Are you a lover of music, I do not mean to ask you if you like music, most everyone does and most everyone has specific tastes, but there is a lot more to music than just listening. Perhaps you'd like to learn more about its structure, and how to analyze it? If so, let me recommend a very good book to you:
"Form in Tonal Music" by Douglas M. Green; Holt, Rinehart and Winston Publishing Company Incorporated; New York, NY; 1965; ISBN: 0-03-46015-7.
This book takes the confusion out of the typical study of music analysis, as it simplifies harmony and counterpoint disciplines, allowing the student to understand how to construct without over loading with historical music tunes and famous names. Knowing the music without confusion first, is the aim of this book, and thus, maybe it is a good first read, prior to music analysis from a historical perspective. I think I'd recommend it to just about any serious music student.

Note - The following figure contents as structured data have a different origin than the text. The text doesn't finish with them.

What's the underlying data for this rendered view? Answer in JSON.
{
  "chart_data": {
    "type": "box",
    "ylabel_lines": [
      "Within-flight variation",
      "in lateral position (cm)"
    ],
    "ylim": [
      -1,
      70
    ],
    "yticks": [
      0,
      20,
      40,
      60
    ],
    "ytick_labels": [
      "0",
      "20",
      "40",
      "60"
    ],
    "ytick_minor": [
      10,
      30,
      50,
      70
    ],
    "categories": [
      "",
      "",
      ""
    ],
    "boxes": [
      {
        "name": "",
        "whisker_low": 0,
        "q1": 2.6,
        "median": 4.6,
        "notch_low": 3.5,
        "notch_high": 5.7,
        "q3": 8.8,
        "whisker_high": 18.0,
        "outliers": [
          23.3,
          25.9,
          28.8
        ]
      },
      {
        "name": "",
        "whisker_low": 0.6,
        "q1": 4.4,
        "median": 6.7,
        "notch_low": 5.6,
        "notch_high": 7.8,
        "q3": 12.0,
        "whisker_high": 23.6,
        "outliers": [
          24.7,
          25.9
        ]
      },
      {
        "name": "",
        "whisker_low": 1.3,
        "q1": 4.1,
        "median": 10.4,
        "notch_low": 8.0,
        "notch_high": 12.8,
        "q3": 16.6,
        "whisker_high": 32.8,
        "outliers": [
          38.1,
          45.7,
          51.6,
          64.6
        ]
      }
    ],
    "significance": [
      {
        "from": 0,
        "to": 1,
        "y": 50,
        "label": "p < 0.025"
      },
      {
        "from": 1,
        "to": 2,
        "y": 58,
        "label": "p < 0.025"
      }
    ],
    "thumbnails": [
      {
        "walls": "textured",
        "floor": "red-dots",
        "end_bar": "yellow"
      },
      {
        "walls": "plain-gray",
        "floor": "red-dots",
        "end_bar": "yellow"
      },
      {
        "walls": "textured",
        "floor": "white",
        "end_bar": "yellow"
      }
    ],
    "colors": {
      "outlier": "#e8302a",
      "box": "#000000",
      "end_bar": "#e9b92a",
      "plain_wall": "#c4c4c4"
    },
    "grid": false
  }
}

The book has chapters on the basics of form, shape, genre and harmonic structure of the phrase, along with developing, and combining phrases. Then the book, which is written very much like a text book discusses the various analytical methodologies. The student will learn of variations, ternary forms, rondo, sonata (very comprehensive), and binary forms.
The concerto movement, fugue, and similar genres are discussed and then there is a final chapter, which is very fascinating, even proves that Green really knows his stuff, as he goes into the unique forms of structure. You will be fascinated by the amount of information and ways you can apply this knowledge when you are completed.